Against Melenchon’s courtship of representatives of the far-right in the French capital, one must quote Trotsky’s warnings about the Stalinist forces of the German Communist Party, led by Ernst Thielmann, in the years before the Nazis came to power:
It is hard to imagine a more shameful capitulation in principle than that of the Stalinist bureaucracy, which replaced the slogan of the proletarian revolution with the slogan of the people’s revolution. …of course, every great revolution is a people’s revolution or a national revolution, in the sense that it gathers around the revolutionary class all the living and creative forces of the nation and it rebuilds the nation around a new axis. But this is not a slogan, it is a social description of the revolution that requires precise and specific interpretations. And a word, it is a charlatan and a charlatan, the competition of Bazaar with the fascists, at the expense of the confusion that is planted in the heads of the workers. Fascist Strasser says: 95% of the people are interested in the revolution, so it is a popular revolution, not a class revolution. Thielman accompanies him.”

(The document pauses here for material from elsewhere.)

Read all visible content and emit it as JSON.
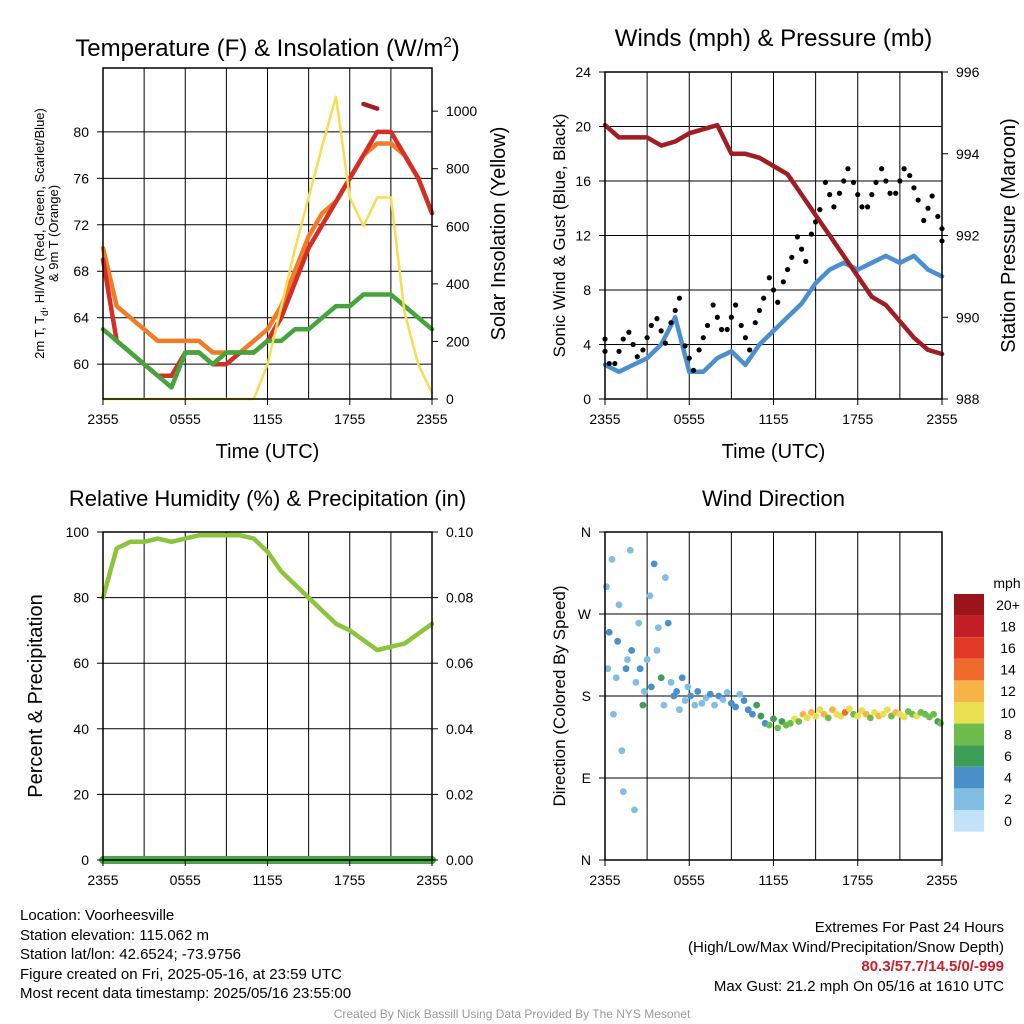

Against the populist demagogy of Melenchon, the Israeli Socialist Party has complete confidence in the revolutionary capabilities of the French and international proletariat. A class divide separates workers from candidates like Mélenchon or Le Pen who vote for them, often with skepticism, even disgust. The main task in France is to clarify the political and historical issues critical to winning workers and youth to socialism, thus building PES as an alternative to Mélenchon and pseudo-left parties, such as Olivier Besancenot’s NPA, who are uniting with him.
On this basis, PES stresses the importance of the international online observance of Labor Day by the International Committee of the Fourth International. Speakers from all over the world will discuss the foundations of the struggle of the Trotskyist movement today against the imperialist war and its cause, the capitalist system. PES invites workers and youth in France and abroad to participate.